Link to Owner Dr. Robert B. Pamplin Jr.



Tensions between settlers and native people in Forest Groves founding

Talking about race and identity in a politically-correct society or even the historically diverse college town of Forest Grove can be eye-opening at best and awkward at worst. A fear of misspeaking or offending can paralyze a conversation before any true understanding can be reached.

That feeling of anxiety, worry and self-doubt is exactly what Pacific’s guest artistic director Jessica Wallenfels was going for when she asked her university theater art students to create a piece about race.

It’s called — The Anxious Seat, also known as the Pacific Identity Project, unscripted and completely devised by Wallenfels and 10 diverse Pacific students.

Part ethnic exploration, part song-and-dance show and entirely original, Pacific’s theater and dance department investigates issues of culture, race and identity while melding the university town’s rich history with genuine experiences of students today.

Take a seat nearest the stage at the Tom Miles Theater on campus from Thursday, Oct. 18 through Sunday, Oct. 21 to see a production that just might bring you closer to an experience of revelation.

When Pacific’s theater and dance department chair Ellen Margolis invited two-time Drammy-winning Portland choreographer and director Wallenfels to take the lead in directing a theater piece on ethnic identity, Wallenfels, a complete stranger to the town at the time, admits she was intimidated. She said yes anyway.

Her students were just as edgy, but both immersed themselves in Pacific University and Forest Grove history.

“The town was founded by congregational missionaries who came across the Oregon Trail,” said Wallenfels. “People moved from New England, the South, thinking they could get a big farm and live a better life.”

But as white settlers began “claiming” land, conflicts arose with the Native Americans already living there.

“Pacific has a lot of pride in its history,” said Wallenfels. Though colonialist forces may be its underlying foundation, “I don’t think that’s the kind of spirit we’re really proud of,” she said.

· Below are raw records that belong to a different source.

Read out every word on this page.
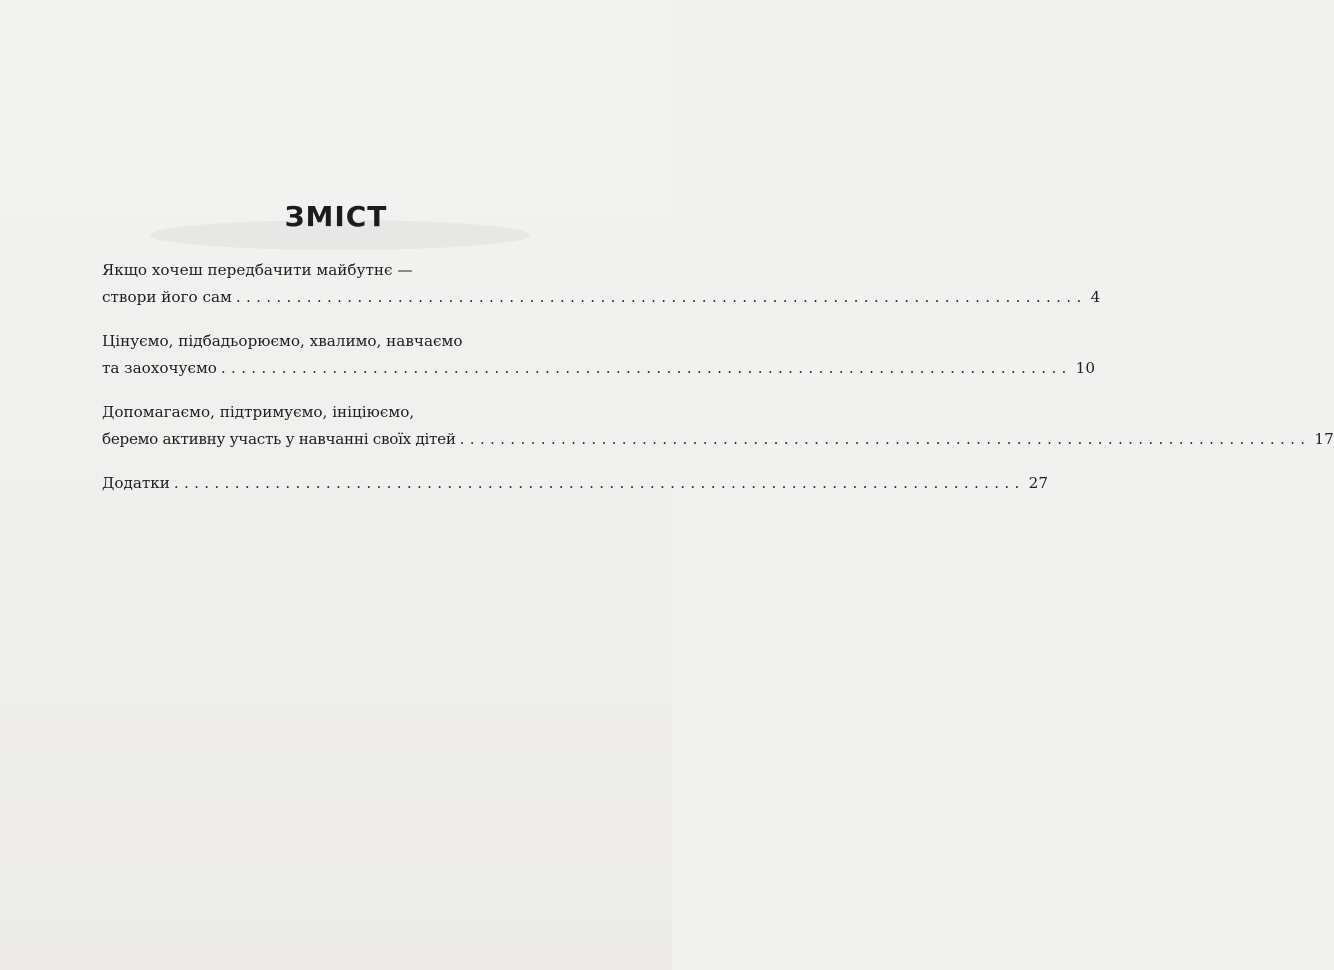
ЗМІСТ
Якщо хочеш передбачити майбутнє —
створи його сам .................................................................................... 4
Цінуємо, підбадьорюємо, хвалимо, навчаємо
та заохочуємо .................................................................................... 10
Допомагаємо, підтримуємо, ініціюємо,
беремо активну участь у навчанні своїх дітей .................................................................................... 17
Додатки .................................................................................... 27
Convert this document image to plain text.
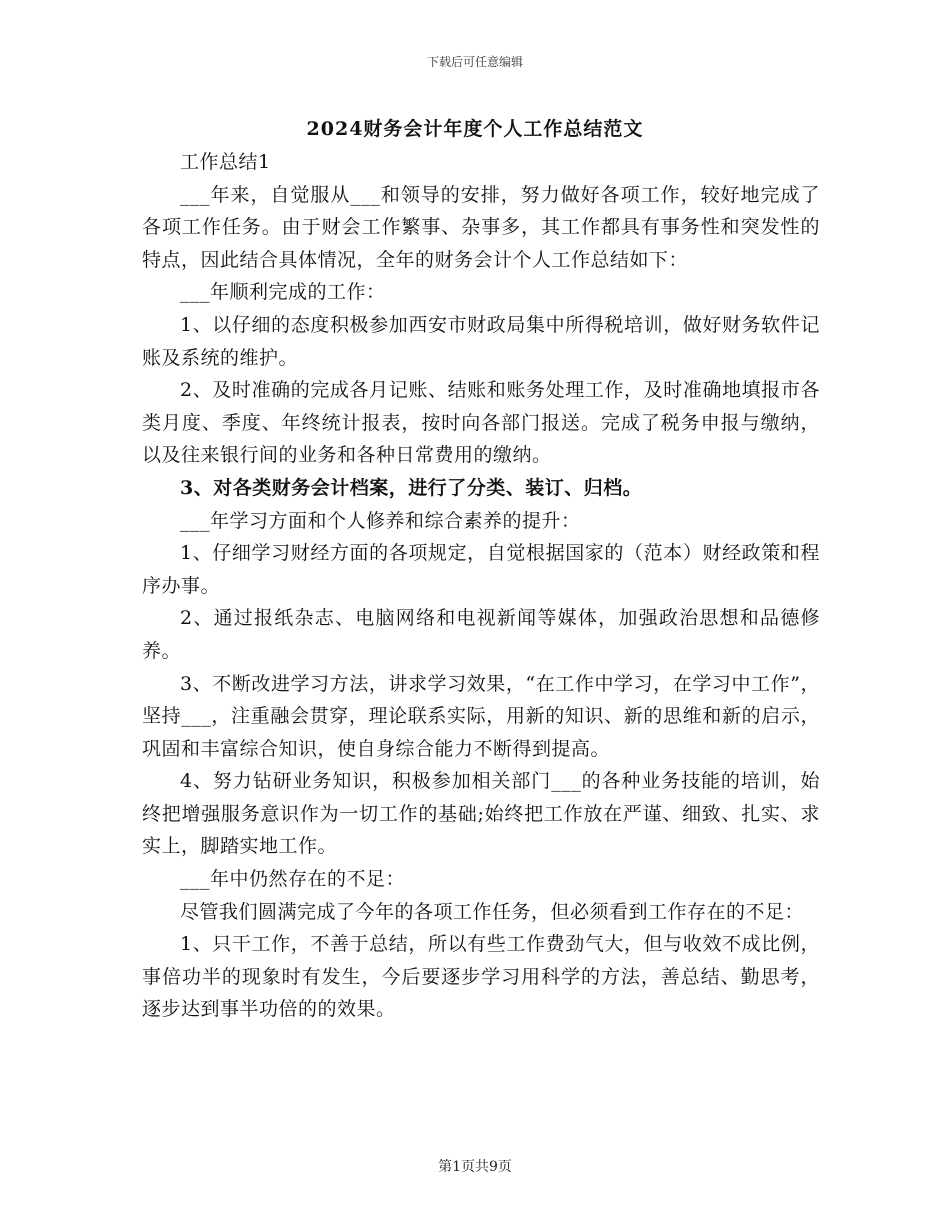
下载后可任意编辑
2024财务会计年度个人工作总结范文

工作总结1

___年来，自觉服从___和领导的安排，努力做好各项工作，较好地完成了各项工作任务。由于财会工作繁事、杂事多，其工作都具有事务性和突发性的特点，因此结合具体情况，全年的财务会计个人工作总结如下：

___年顺利完成的工作：

1、以仔细的态度积极参加西安市财政局集中所得税培训，做好财务软件记账及系统的维护。

2、及时准确的完成各月记账、结账和账务处理工作，及时准确地填报市各类月度、季度、年终统计报表，按时向各部门报送。完成了税务申报与缴纳，以及往来银行间的业务和各种日常费用的缴纳。

3、对各类财务会计档案，进行了分类、装订、归档。

___年学习方面和个人修养和综合素养的提升：

1、仔细学习财经方面的各项规定，自觉根据国家的（范本）财经政策和程序办事。

2、通过报纸杂志、电脑网络和电视新闻等媒体，加强政治思想和品德修养。

3、不断改进学习方法，讲求学习效果，“在工作中学习，在学习中工作”，坚持___，注重融会贯穿，理论联系实际，用新的知识、新的思维和新的启示，巩固和丰富综合知识，使自身综合能力不断得到提高。

4、努力钻研业务知识，积极参加相关部门___的各种业务技能的培训，始终把增强服务意识作为一切工作的基础;始终把工作放在严谨、细致、扎实、求实上，脚踏实地工作。

___年中仍然存在的不足：

尽管我们圆满完成了今年的各项工作任务，但必须看到工作存在的不足：

1、只干工作，不善于总结，所以有些工作费劲气大，但与收效不成比例，事倍功半的现象时有发生，今后要逐步学习用科学的方法，善总结、勤思考，逐步达到事半功倍的的效果。

第1页共9页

What is now a private liberal arts college, in 1847 was an Orphan Asylum, opened by missionaries for children abandoned in the move west or by parents who went south seeking California gold, said Wallenfels. Two years later the asylum became Tualatin Academy and in 1854, the institution became Pacific University.

At one time, Tualatin Academy housed a military-run Indian training school, where Native Americans were forced to leave behind their way of life and assimilate to American culture.

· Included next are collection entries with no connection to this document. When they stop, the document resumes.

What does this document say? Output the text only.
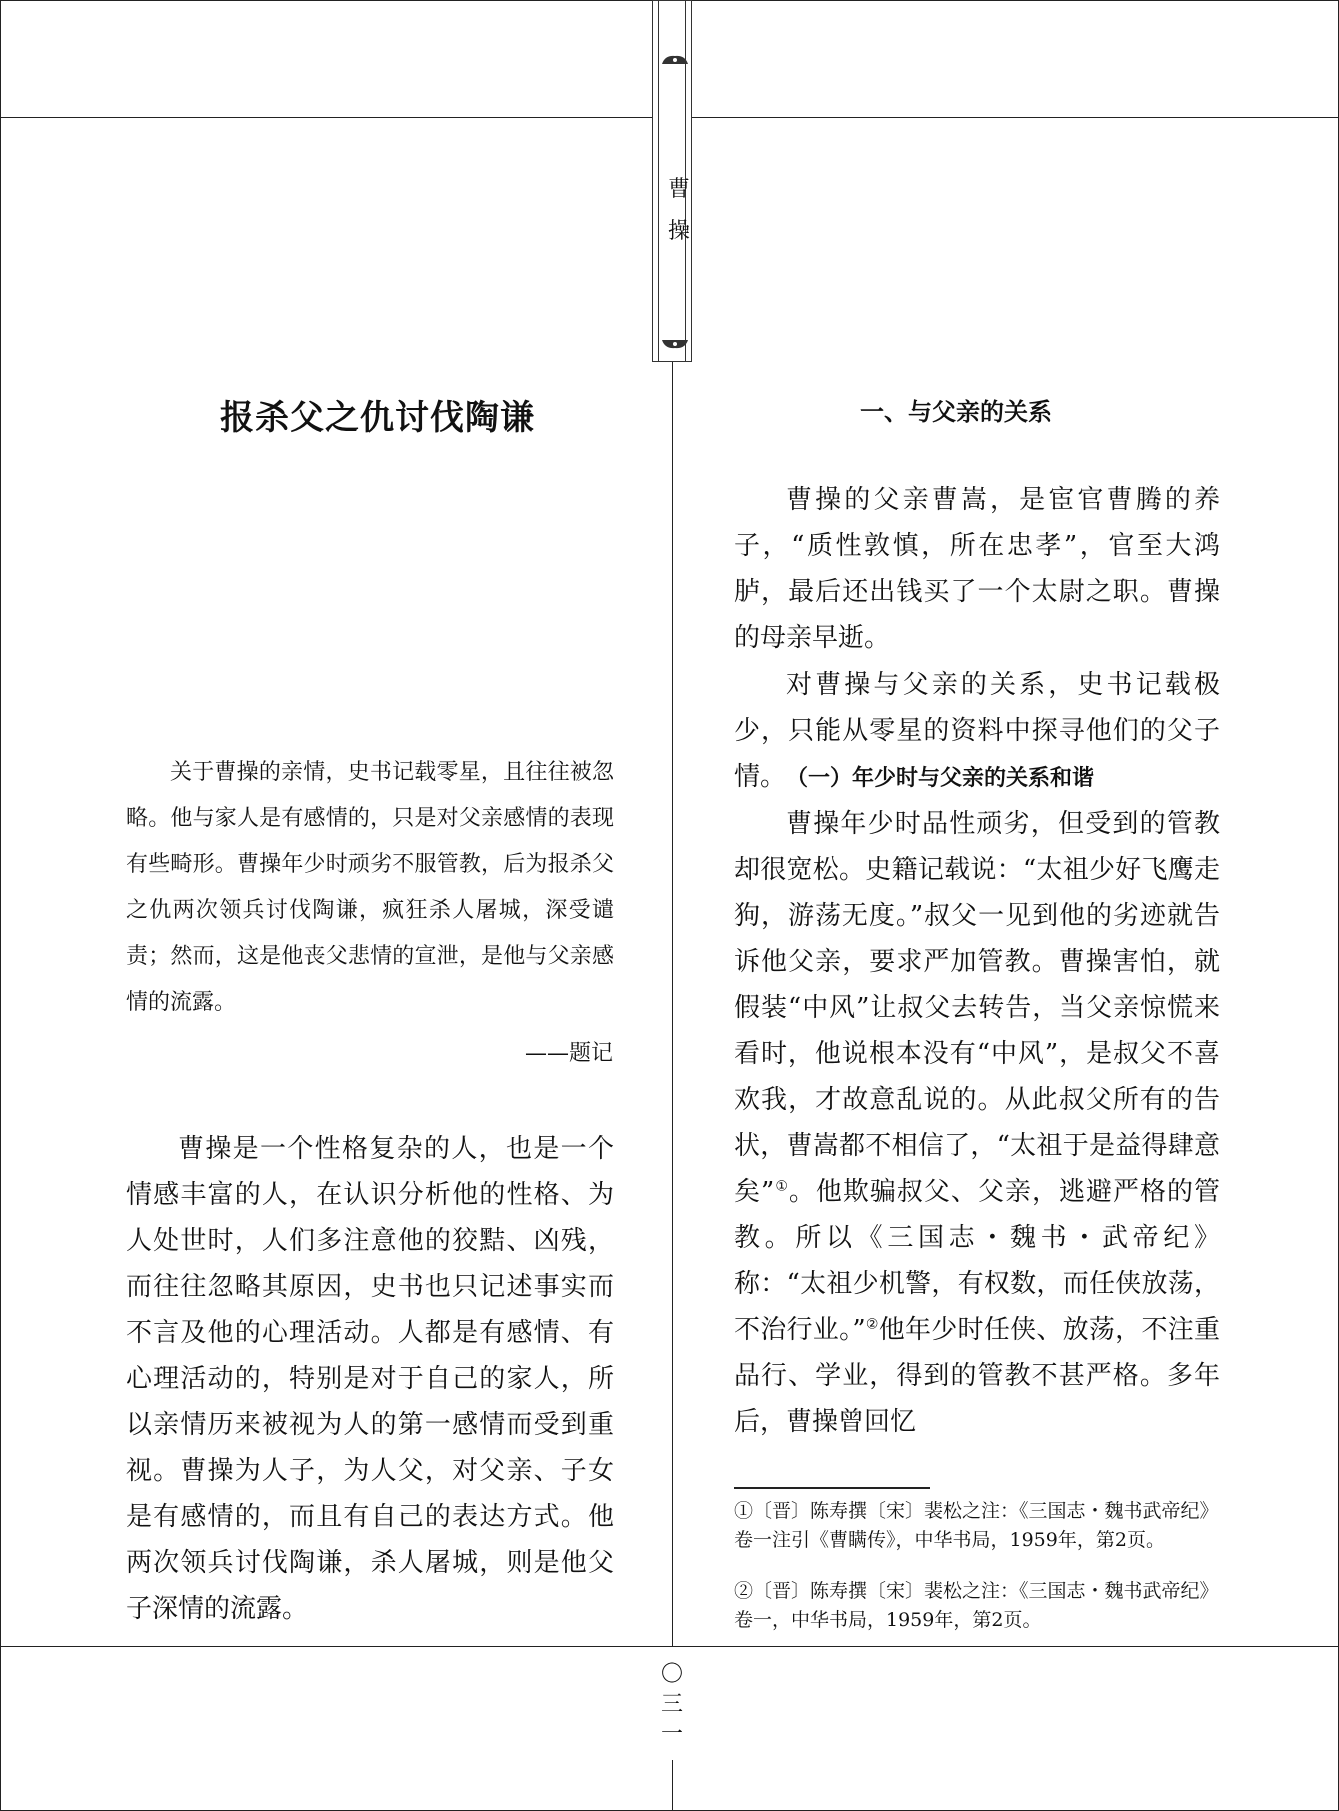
曹
操
报杀父之仇讨伐陶谦

关于曹操的亲情，史书记载零星，且往往被忽略。他与家人是有感情的，只是对父亲感情的表现有些畸形。曹操年少时顽劣不服管教，后为报杀父之仇两次领兵讨伐陶谦，疯狂杀人屠城，深受谴责；然而，这是他丧父悲情的宣泄，是他与父亲感情的流露。

——题记

曹操是一个性格复杂的人，也是一个情感丰富的人，在认识分析他的性格、为人处世时，人们多注意他的狡黠、凶残，而往往忽略其原因，史书也只记述事实而不言及他的心理活动。人都是有感情、有心理活动的，特别是对于自己的家人，所以亲情历来被视为人的第一感情而受到重视。曹操为人子，为人父，对父亲、子女是有感情的，而且有自己的表达方式。他两次领兵讨伐陶谦，杀人屠城，则是他父子深情的流露。

一、与父亲的关系

曹操的父亲曹嵩，是宦官曹腾的养子，“质性敦慎，所在忠孝”，官至大鸿胪，最后还出钱买了一个太尉之职。曹操的母亲早逝。

对曹操与父亲的关系，史书记载极少，只能从零星的资料中探寻他们的父子情。 （一）年少时与父亲的关系和谐

曹操年少时品性顽劣，但受到的管教却很宽松。史籍记载说：“太祖少好飞鹰走狗，游荡无度。”叔父一见到他的劣迹就告诉他父亲，要求严加管教。曹操害怕，就假装“中风”让叔父去转告，当父亲惊慌来看时，他说根本没有“中风”，是叔父不喜欢我，才故意乱说的。从此叔父所有的告状，曹嵩都不相信了，“太祖于是益得肆意矣”①。他欺骗叔父、父亲，逃避严格的管教。所以《三国志・魏书・武帝纪》称：“太祖少机警，有权数，而任侠放荡，不治行业。”②他年少时任侠、放荡，不注重品行、学业，得到的管教不甚严格。多年后，曹操曾回忆

①〔晋〕陈寿撰〔宋〕裴松之注：《三国志・魏书武帝纪》卷一注引《曹瞒传》，中华书局，1959年，第2页。

②〔晋〕陈寿撰〔宋〕裴松之注：《三国志・魏书武帝纪》卷一，中华书局，1959年，第2页。

〇
三
一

Given the fact that its roots seem backward today, Wallenfels and her students were anxious to find a history that Pacific University and Forest Grove could be proud of.

Today, Pacific University educates a white student majority as well as a diverse mix of students — Asians and Pacific Islanders, Hispanic, African-American, Native American and Alaskan natives as well as older and transfer students.

Nearly a quarter of students are from Hawaii, said Wallenfels. In addressing the school’s past, students couldn’t leave out the present, which lead them to question how can different ethnic people learn to understand each other?

They found their lead from two early Forest Grove missionaries who named the first pew of the church the anxious seat — where the reverend invites folks to sit who need to know the Lord or have special prayers in hopes that the communal energy of the church will force a person into a religious revelation.

“It seems we were all sitting in the anxious seat,” said Wallenfels. What better seat than one where we might experience revelation?

The Anxious Seat weaves stories of Pacific’s past and present, seamlessly intertwining both periods. For scenes dealing with the past, Wallenfels had students research a historical character instrumental to the founding of Forest Grove or Pacific, while students play themselves in scenes that deal with present, personal experiences.

She says in rehearsals, students explore the difference between a student from Hawaii and a student from Hillsboro and transfer students from an older, minority student by improvising a scene that might occur on campus.

The ensemble plays many characters, juggling personas in front of the audience. Cast members are gender and colorblind in historical scenes while present scenes are more realistic.

Students, guided by Wallenfels’ knack for storytelling through movement, developed a script for the Anxious Seat using multiple sources — archival documents, letters, autobiographies — and ventured on two walking tours of the campus and town, courtesy of Mary Jo Morelli, president of Friends of Historic Forest Grove.

The actual show is bare bones theater — curtains, the stage, a few crates and costumes. It operates like a musical with dance and song, but it’s more about non-verbal storytelling.

This story of a small university town coming to be in America is one most people think they know, but the master narrative, like Manifest Destiny, all leaves a trail of tears.

However, in recognizing the tragedies of the past and revealing small successes along the way, Pacific’s theater art and dance students have found a tasteful and unique way to celebrate diversity today.